Concernant la répétition de pronoms et de syntagmes nominaux, j’ai relevé une différence dans l’emploi de la répétition entre les textes initiaux et finaux et une congruence de stratégie lors de la réécriture des documents (Romain, Pereira et Rey, 2015a[doc26] ; Romain, Rey et Pereira, 2016ab [doc28 ; doc29]). La production/réécriture du rédacteur professionnel indique que la répétition joue un rôle dans la construction de l’écrit et que le choix des mots (lexicaux et pronominaux) répétés, visant des éléments de cohésion entre les points de vue, va de pair avec une volonté de co-énonciation, c’est-à-dire de tissage d’un lien autour de l’énonciation d’un point de vue voulu commun. Le tout dans un contexte d’apaisement de la montée en tension convoquant un profil ou usage discursif argumentatif à visée de coopération et détournée à visée d’argumentation. Au contraire, les productions initiales, sources de tension voire d’incompréhension, montrent un recours à de la sur-énonciation. Cette dernière intervient dans un contexte de montée en tension fulgurante et/ou polémique et/ou détournée à visée de polémique. A cette occasion, les mots répétés sont utilisés massivement sans distinction entre eux et visent un point de vue propre au destinateur imposé au destinataire. Ainsi, la réécriture de ces productions initiales repose quant à elle essentiellement sur de la co-énonciation. Le choix des mots répétés participe à l’accompagnement du lecteur/destinataire dans sa progression à travers le document lu et réactive des éléments constitutifs de consensus.

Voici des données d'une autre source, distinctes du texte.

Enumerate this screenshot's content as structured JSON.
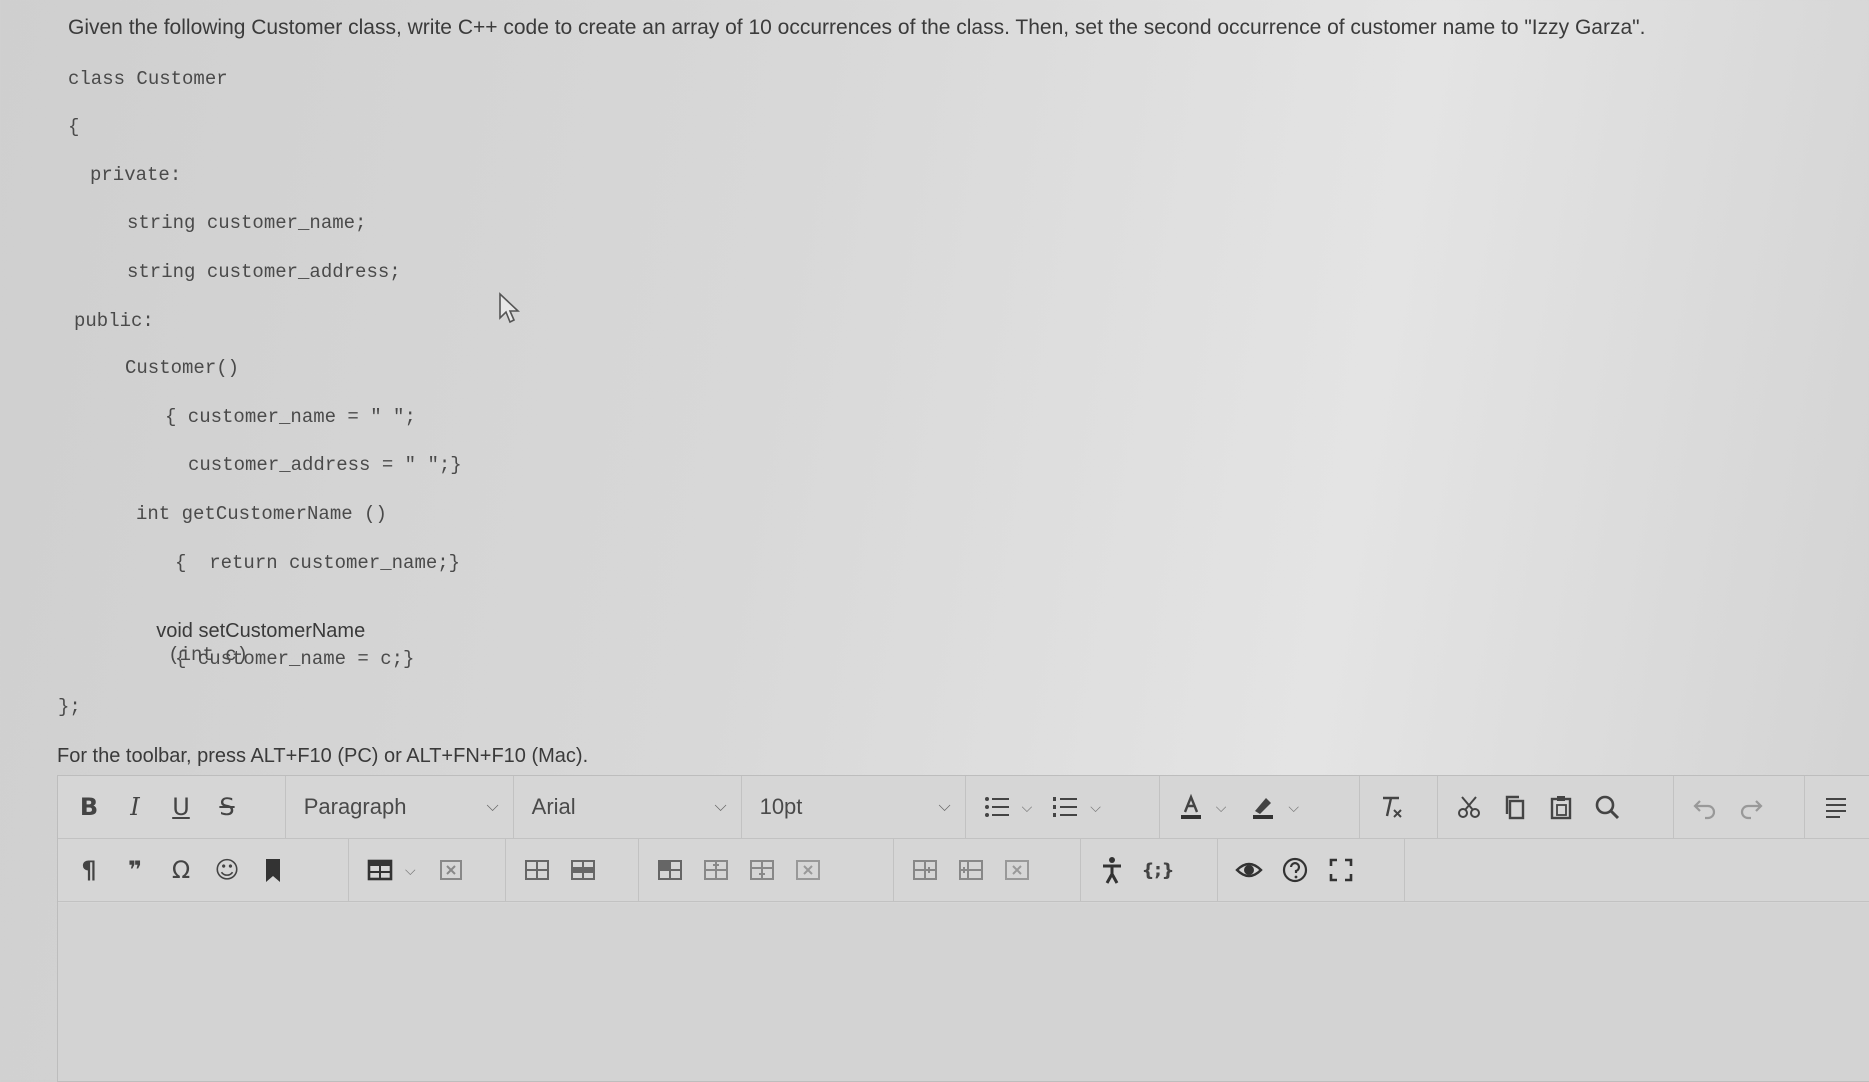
{
  "question": "Given the following Customer class, write C++ code to create an array of 10 occurrences of the class.   Then, set  the second occurrence of customer name to \"Izzy Garza\".",
  "code": {
    "line1": "class Customer",
    "line2": "{",
    "line3": "private:",
    "line4": "string customer_name;",
    "line5": "string customer_address;",
    "line6": "public:",
    "line7": "Customer()",
    "line8": "{ customer_name = \" \";",
    "line9": "customer_address = \" \";}",
    "line10": "int getCustomerName ()",
    "line11": "{  return customer_name;}",
    "line12a": "void setCustomerName",
    "line12b": "(int c)",
    "line13": "{ customer_name = c;}",
    "line14": "};"
  },
  "toolbar_note": "For the toolbar, press ALT+F10 (PC) or ALT+FN+F10 (Mac).",
  "toolbar": {
    "bold": "B",
    "italic": "I",
    "underline": "U",
    "strike": "S",
    "paragraph_select": "Paragraph",
    "font_select": "Arial",
    "size_select": "10pt",
    "paragraph_mark": "¶",
    "quote": "❞",
    "omega": "Ω",
    "emoji": "☺",
    "source_code": "{;}"
  },
  "icons": [
    "bullet-list-icon",
    "numbered-list-icon",
    "text-color-icon",
    "highlight-icon",
    "clear-format-icon",
    "cut-icon",
    "copy-icon",
    "paste-icon",
    "search-icon",
    "undo-icon",
    "redo-icon",
    "align-icon",
    "bookmark-icon",
    "table-icon",
    "accessibility-icon",
    "preview-icon",
    "help-icon",
    "fullscreen-icon"
  ]
}
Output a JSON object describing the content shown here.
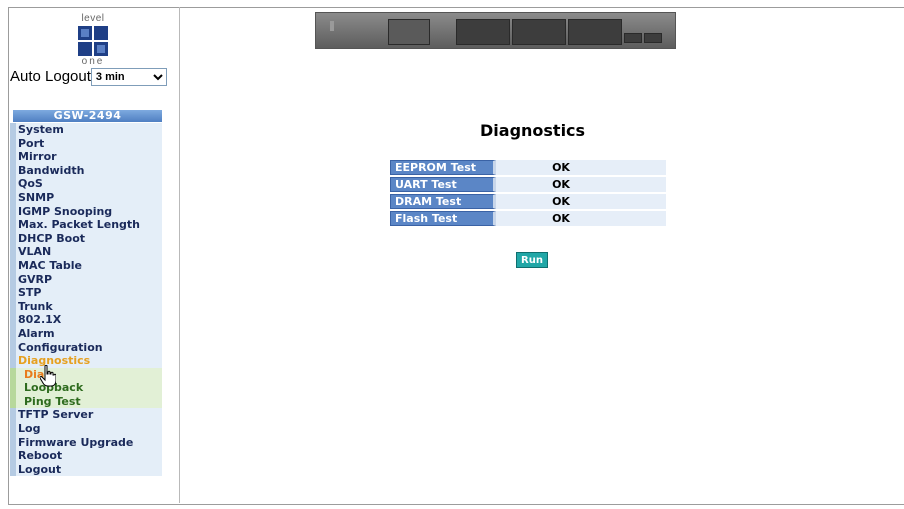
{
  "header": {
    "logo": {
      "top_text": "level",
      "bottom_text": "one"
    },
    "auto_logout": {
      "label": "Auto Logout",
      "selected": "3 min"
    }
  },
  "sidebar": {
    "device_name": "GSW-2494",
    "items": [
      {
        "label": "System"
      },
      {
        "label": "Port"
      },
      {
        "label": "Mirror"
      },
      {
        "label": "Bandwidth"
      },
      {
        "label": "QoS"
      },
      {
        "label": "SNMP"
      },
      {
        "label": "IGMP Snooping"
      },
      {
        "label": "Max. Packet Length"
      },
      {
        "label": "DHCP Boot"
      },
      {
        "label": "VLAN"
      },
      {
        "label": "MAC Table"
      },
      {
        "label": "GVRP"
      },
      {
        "label": "STP"
      },
      {
        "label": "Trunk"
      },
      {
        "label": "802.1X"
      },
      {
        "label": "Alarm"
      },
      {
        "label": "Configuration"
      },
      {
        "label": "Diagnostics"
      },
      {
        "label": "Diag"
      },
      {
        "label": "Loopback"
      },
      {
        "label": "Ping Test"
      },
      {
        "label": "TFTP Server"
      },
      {
        "label": "Log"
      },
      {
        "label": "Firmware Upgrade"
      },
      {
        "label": "Reboot"
      },
      {
        "label": "Logout"
      }
    ]
  },
  "main": {
    "title": "Diagnostics",
    "tests": [
      {
        "name": "EEPROM Test",
        "result": "OK"
      },
      {
        "name": "UART Test",
        "result": "OK"
      },
      {
        "name": "DRAM Test",
        "result": "OK"
      },
      {
        "name": "Flash Test",
        "result": "OK"
      }
    ],
    "run_label": "Run"
  },
  "colors": {
    "menu_bg": "#e4eef8",
    "menu_active": "#e6a020",
    "label_bg": "#5b86c6",
    "run_button": "#21a7a7"
  }
}
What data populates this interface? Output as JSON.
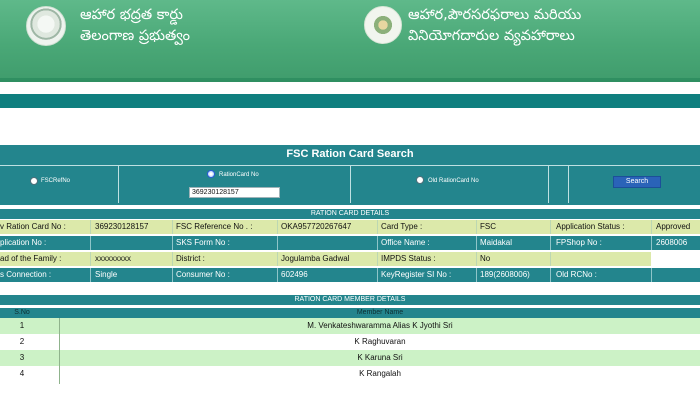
{
  "header": {
    "title_left": "ఆహార భద్రత కార్డు తెలంగాణ ప్రభుత్వం",
    "title_left_line1": "ఆహార భద్రత కార్డు",
    "title_left_line2": "తెలంగాణ ప్రభుత్వం",
    "title_right_line1": "ఆహార,పౌరసరఫరాలు మరియు",
    "title_right_line2": "వినియోగదారుల వ్యవహారాలు",
    "emblem_left": "telangana-emblem-icon",
    "emblem_right": "civil-supplies-emblem-icon"
  },
  "search": {
    "title": "FSC Ration Card Search",
    "options": [
      "FSCRefNo",
      "RationCard No",
      "Old RationCard No"
    ],
    "selected": "RationCard No",
    "rc_value": "369230128157",
    "button_label": "Search"
  },
  "details": {
    "title": "RATION CARD DETAILS",
    "rows": [
      [
        "v Ration Card No :",
        "369230128157",
        "FSC Reference No . :",
        "OKA957720267647",
        "Card Type :",
        "FSC",
        "Application Status :",
        "Approved"
      ],
      [
        "plication No :",
        "",
        "SKS Form No :",
        "",
        "Office Name :",
        "Maidakal",
        "FPShop No :",
        "2608006"
      ],
      [
        "ad of the Family :",
        "xxxxxxxxx",
        "District :",
        "Jogulamba Gadwal",
        "IMPDS Status :",
        "No",
        "",
        ""
      ],
      [
        "s Connection :",
        "Single",
        "Consumer No :",
        "602496",
        "KeyRegister SI No :",
        "189(2608006)",
        "Old RCNo :",
        ""
      ]
    ]
  },
  "members": {
    "title": "RATION CARD MEMBER DETAILS",
    "col_no": "S.No",
    "col_name": "Member Name",
    "rows": [
      {
        "no": "1",
        "name": "M. Venkateshwaramma Alias K Jyothi Sri"
      },
      {
        "no": "2",
        "name": "K Raghuvaran"
      },
      {
        "no": "3",
        "name": "K Karuna Sri"
      },
      {
        "no": "4",
        "name": "K Rangalah"
      }
    ]
  },
  "colors": {
    "header_green": "#4aa877",
    "teal": "#23858d",
    "row_green": "#dce9aa",
    "member_green": "#ccf2c6",
    "button_blue": "#2a63b8"
  }
}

Lorsque j’ai comparé des productions de RP qui portaient sur la réécriture de documents, j’ai relevé que, dans les documents initiaux, la répétition est fréquente et porte sur des éléments de tension. Elle porte ainsi sur l’« obligation » pour les destinataires de remplir/fournir les

227 J’insisterai ici sur le fait que par politesse linguistique j’entends les procédés de ménagement de la face, qu’ils soient gratuits ou produits pour ménager une menace potentielle. Je ne considère donc pas la politesse comme une conception morale.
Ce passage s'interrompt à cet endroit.